Una seduta del consiglio comunale di Catanzaro

CATANZARO – Una proposta all’ordine del giorno del Consiglio comunale per dire basta alla guerra in Ucraina, rafforzando l’appello di Papa Francesco.

La quarta commissione consiliare permanente “Politiche Sociali – Cultura – Pubblica Istruzione – Sport”, presieduta da Nunzio Belcaro, ha infatti recepito e fatta propria la sollecitazione del Coordinamento Nazionale degli Enti Locali per la Pace e i Diritti Umani per una proposta di ordine del giorno, da sottoporre all’approvazione del Consiglio comunale, che richiamando le parole di papa Francesco chiede la cessazione della Guerra in corso in Ucraina.

La commissione si è mossa nella consapevolezza che a un anno dall’inizio del conflitto è ormai enorme la preoccupazione per un’escalation che trascinerebbe nuovamente nell’orrore l’Europa.

D’altra parte, le ultime notizie non sono certo confortanti.

È di stamattina, infatti, l’invito dell’ambasciata americana in Russia rivolto ai cittadini statunitensi, esortati dal presidio diplomatico a lasciare immediatamente il Paese.

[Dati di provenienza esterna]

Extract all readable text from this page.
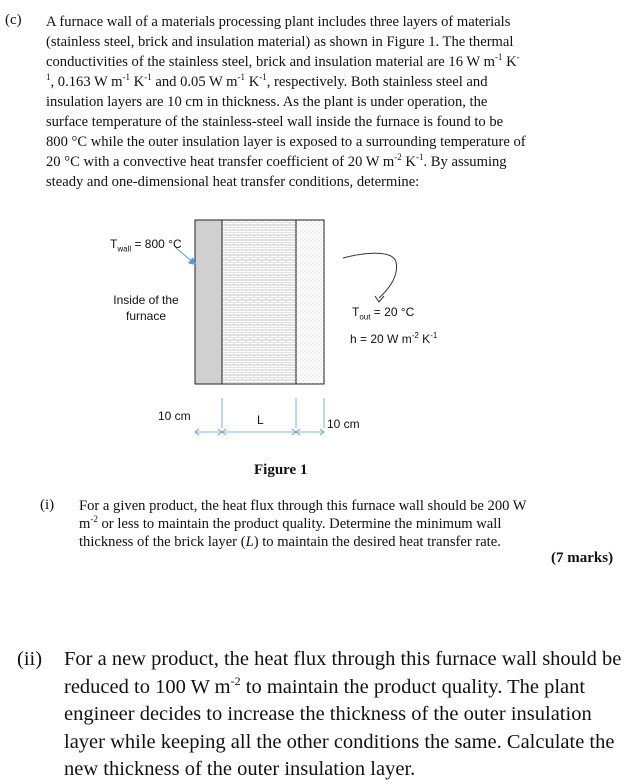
(c) A furnace wall of a materials processing plant includes three layers of materials (stainless steel, brick and insulation material) as shown in Figure 1. The thermal conductivities of the stainless steel, brick and insulation material are 16 W $m^{-1}$ $K^{-1}$, 0.163 W $m^{-1}$ $K^{-1}$ and 0.05 W $m^{-1}$ $K^{-1}$, respectively. Both stainless steel and insulation layers are 10 cm in thickness. As the plant is under operation, the surface temperature of the stainless-steel wall inside the furnace is found to be 800 °C while the outer insulation layer is exposed to a surrounding temperature of 20 °C with a convective heat transfer coefficient of 20 W $m^{-2}$ $K^{-1}$. By assuming steady and one-dimensional heat transfer conditions, determine:
$T_{wall} = 800$ °C
Inside of the
furnace	$T_{out} = 20$ °C
h = 20 W $m^{-2}$ $K^{-1}$
10 cm	L	10 cm
Figure 1
(i) For a given product, the heat flux through this furnace wall should be 200 W $m^{-2}$ or less to maintain the product quality. Determine the minimum wall thickness of the brick layer (L) to maintain the desired heat transfer rate.
(7 marks)
(ii) For a new product, the heat flux through this furnace wall should be reduced to 100 W $m^{-2}$ to maintain the product quality. The plant engineer decides to increase the thickness of the outer insulation layer while keeping all the other conditions the same. Calculate the new thickness of the outer insulation layer.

Questo il testo integrale del documento da sottoporre all’assemblea cittadina:
Considerato che l’andamento della guerra in Ucraina è diventato talmente grave, devastante e minaccioso, da suscitare grande preoccupazione; considerato che questa terribile e inconcepibile ferita dell’umanità, anzic rimarginarsi, continua a sanguinare sempre di più, rischiando di allargarsi; profondamente addolorato per l’immane sofferenza della popolazione ucraina a seguito dell’aggressione subita, per le migliaia di vittime, in particolare tra i bambini, e le tante distruzioni, che hanno lasciato senza casa molte persone e famiglie e minacciano con il freddo e la fame vasti territori; considerato che l’umanità si trova nuovamente davanti alla minaccia atomica e il rischio di un’escalation nucleare aumenta fino a far temere conseguenze incontrollabili e catastrofiche a livello mondiale; condivide e rilancia l’appello del Santo Padre, Papa Francesco affinc “si giunga subito al cessate-il-fuoco e si cerchino le condizioni per avviare negoziati capaci di condurre a soluzioni non imposte con la forza, ma concordate, giuste e stabili”; Insieme con Papa Francesco, chiede al Presidente della Federazione Russa di fermare, anche per amore del suo popolo, questa spirale di violenza e di morte; chiede al Presidente dell’Ucraina di essere aperto a serie proposte di pace; chiede con insistenza a tutti i protagonisti della vita internazionale e ai responsabili politici delle Nazioni di fare tutto quello che è nelle loro possibilità per porre fine alla guerra in corso, senza lasciarsi coinvolgere in pericolose escalation, e per promuovere e sostenere iniziative di dialogo. Dopo un anno di guerra, si faccia ricorso a tutti gli strumenti diplomatici, anche quelli finora eventualmente non utilizzati, per far finire questa immane tragedia. La guerra in sé stessa è un errore e un orrore!